Begonnen habe ich letztes Jahr im Sommer, ganz schüchtern mit einer einzigen Person, die ich von Twitter kannte und die mich fragte, ob sie einfach mal in Fulda aussteigen solle, weil sie mit dem Zug durchfahre. Meine erste Reaktion war eher verhalten, dachte ich doch, diese ganze Twittergeschichte sollte doch eher anonym bleiben. Da ich aber eher der Mensch bin, der nach dem „Warum nicht!“-Prinzip handelt, habe ich zugesagt und war mächtig aufgeregt. Wie eigenartig ist es doch, jemanden zu treffen, den man überhaupt nicht kennt und doch mehr von ihr weiß, als von manchem Menschen im direkten Umfeld. Der erste „Aha-Effekt“ geschah schon beim Abholen am Bahnhof. Woran es lag, kann ich gar nicht genau sagen, aber ich habe sie direkt erkannt und da wir beide aufgeregt waren, haben wir diese Phase ziemlich schnell überwinden und eine schöne Stunde in der Eisdiele verbringen können. Damit begann das Vermischen von Netzbekanntschaft zu „echtem Menschen“. Nach diesem ersten Berührungspunkt fand ich es ein wenig eigenartig, weiterhin alle meine abstrusen Gedanken in 140 Zeichen zu stecken und an die Welt zu senden. Denn nun gab es da jemanden, der mich „kannte“. Das war aber schnell wieder vergessen. Die Freude daran, die Personen hinter den Tweets kennenzulernen blieb jedoch.

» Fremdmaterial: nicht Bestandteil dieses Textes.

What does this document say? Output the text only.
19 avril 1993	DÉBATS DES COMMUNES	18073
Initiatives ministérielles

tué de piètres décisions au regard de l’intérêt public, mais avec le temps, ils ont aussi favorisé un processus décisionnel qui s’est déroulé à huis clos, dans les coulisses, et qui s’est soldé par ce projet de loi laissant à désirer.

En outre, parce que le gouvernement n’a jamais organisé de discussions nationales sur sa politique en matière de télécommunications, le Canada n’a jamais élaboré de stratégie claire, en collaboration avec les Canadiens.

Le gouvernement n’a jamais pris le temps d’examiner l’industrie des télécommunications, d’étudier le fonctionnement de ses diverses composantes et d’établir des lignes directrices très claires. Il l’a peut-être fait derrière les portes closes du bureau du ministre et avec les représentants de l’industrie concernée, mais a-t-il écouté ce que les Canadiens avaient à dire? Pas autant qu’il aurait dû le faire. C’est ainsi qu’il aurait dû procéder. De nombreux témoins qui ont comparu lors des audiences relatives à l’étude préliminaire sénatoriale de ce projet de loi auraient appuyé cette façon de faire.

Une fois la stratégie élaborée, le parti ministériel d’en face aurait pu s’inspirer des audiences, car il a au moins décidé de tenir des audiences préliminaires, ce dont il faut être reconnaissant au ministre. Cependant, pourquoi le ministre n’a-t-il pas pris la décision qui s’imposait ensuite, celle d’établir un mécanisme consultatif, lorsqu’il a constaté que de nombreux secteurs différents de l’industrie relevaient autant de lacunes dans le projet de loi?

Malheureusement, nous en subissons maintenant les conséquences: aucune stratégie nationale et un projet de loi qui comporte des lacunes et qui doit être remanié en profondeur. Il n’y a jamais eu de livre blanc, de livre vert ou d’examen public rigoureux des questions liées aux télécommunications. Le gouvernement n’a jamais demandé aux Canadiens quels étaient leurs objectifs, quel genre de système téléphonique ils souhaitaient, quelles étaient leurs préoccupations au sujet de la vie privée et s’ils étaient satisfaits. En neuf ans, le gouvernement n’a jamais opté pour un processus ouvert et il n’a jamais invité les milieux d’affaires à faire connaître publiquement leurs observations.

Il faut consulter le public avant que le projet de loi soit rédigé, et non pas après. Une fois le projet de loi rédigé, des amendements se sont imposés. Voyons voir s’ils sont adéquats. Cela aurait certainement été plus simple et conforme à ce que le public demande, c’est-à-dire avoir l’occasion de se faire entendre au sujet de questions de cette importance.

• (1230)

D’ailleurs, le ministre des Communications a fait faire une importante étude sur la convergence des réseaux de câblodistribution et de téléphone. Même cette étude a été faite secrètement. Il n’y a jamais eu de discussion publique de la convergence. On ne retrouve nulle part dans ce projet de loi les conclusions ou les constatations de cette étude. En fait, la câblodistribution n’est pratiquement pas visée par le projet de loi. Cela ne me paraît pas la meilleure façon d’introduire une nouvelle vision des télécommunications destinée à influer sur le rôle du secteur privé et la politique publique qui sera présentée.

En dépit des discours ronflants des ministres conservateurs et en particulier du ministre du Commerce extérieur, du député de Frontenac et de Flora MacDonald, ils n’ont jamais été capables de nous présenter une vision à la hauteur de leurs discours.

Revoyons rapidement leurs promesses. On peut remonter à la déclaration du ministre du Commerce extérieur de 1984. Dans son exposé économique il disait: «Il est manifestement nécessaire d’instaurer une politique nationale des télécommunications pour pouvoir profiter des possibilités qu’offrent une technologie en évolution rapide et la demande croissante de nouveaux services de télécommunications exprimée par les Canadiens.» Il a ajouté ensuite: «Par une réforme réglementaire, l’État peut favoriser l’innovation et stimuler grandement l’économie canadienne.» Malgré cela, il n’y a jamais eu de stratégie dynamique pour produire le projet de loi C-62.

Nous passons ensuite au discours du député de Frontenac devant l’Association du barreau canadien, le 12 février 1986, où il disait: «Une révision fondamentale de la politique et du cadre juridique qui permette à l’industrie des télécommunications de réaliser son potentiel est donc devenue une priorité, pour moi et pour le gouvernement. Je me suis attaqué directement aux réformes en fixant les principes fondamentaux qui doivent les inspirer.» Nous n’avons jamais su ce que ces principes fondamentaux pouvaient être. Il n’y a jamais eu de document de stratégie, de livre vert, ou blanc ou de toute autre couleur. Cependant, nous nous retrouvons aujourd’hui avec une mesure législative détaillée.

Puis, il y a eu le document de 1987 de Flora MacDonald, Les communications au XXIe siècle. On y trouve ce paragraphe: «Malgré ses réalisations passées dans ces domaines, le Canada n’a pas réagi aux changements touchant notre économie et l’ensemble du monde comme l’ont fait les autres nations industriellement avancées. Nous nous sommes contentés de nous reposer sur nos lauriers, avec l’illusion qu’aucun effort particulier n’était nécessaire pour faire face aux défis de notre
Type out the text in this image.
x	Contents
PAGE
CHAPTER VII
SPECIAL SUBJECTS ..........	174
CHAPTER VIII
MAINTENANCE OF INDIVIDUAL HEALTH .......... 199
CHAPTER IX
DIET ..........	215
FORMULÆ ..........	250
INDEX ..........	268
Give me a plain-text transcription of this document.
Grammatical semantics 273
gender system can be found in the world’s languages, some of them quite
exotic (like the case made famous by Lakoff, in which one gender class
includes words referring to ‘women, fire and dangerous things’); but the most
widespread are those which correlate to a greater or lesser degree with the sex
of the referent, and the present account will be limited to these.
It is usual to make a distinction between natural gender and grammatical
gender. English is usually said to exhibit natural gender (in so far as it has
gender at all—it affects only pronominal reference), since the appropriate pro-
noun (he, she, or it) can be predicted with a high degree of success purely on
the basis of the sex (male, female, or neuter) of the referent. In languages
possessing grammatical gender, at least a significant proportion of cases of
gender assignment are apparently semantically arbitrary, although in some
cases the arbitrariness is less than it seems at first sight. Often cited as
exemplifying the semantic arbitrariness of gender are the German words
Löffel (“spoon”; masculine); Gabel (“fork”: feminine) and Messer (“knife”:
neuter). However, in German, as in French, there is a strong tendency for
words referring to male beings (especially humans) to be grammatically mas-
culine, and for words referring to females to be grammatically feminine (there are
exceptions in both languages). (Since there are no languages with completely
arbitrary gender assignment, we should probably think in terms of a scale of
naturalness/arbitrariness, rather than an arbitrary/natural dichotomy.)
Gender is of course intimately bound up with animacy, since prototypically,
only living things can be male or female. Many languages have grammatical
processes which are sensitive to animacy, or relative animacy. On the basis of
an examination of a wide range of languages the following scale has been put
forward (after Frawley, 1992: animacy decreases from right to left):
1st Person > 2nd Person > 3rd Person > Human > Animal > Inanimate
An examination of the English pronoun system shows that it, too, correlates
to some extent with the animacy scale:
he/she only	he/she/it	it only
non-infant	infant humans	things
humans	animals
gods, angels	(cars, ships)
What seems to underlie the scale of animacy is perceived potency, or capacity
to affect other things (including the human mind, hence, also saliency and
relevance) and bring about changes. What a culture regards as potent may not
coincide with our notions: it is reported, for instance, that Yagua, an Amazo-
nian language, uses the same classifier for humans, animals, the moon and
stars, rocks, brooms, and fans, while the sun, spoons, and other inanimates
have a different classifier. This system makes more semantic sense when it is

So kam es, dass ich im November letzten Jahres den Mut fasste und mich mehr oder weniger spontan auf einem „richtigen“ Twittertreffen in Berlin anmeldete. Ich war beruflich gerade in der Stadt und dachte, das nehme ich jetzt mit. Meine Euphorie wich kurz vorher nochmal der Angst vor der eigenen Courage, ich habe es jedoch keine Sekunde bereut. Gab es auf dem Treffen auch nur eine Person, der ich vorher folgte, habe ich dort viele tolle Menschen kennengelernen können. Und wie sollte es anders sein, gefeiert bis es wieder hell wurde. Gehört man zu den letzten, kann man auch nicht mehr so viel verpassen. So genoss ich sogar die Gastfreundschaft von „wildfremden“ Menschen und habe meine Timeline um einige Perlen erweitert. Und als ob mir so ein Twittertreffen nicht reichen könnte, habe ich mich einfach noch mit Personen aus meinem täglichen Lesestoff getroffen, die nicht am Abend zuvor zugegen waren. So durfte ich sogar Familienmitglieder kennenlernen und geschenktes Vertrauen wurde nicht enttäuscht. Hier hatte ich auch zum ersten Mal dieses eigenartige Gefühl, einen „Star“ zu besuchen. Kannte ich doch zuvor schon Bilder von Familie, Wohnung und Job. Diese Erfahrung ist nur schwer zu beschreiben, wie sich Vorstellung im Kopf und Realität zusammenfügen.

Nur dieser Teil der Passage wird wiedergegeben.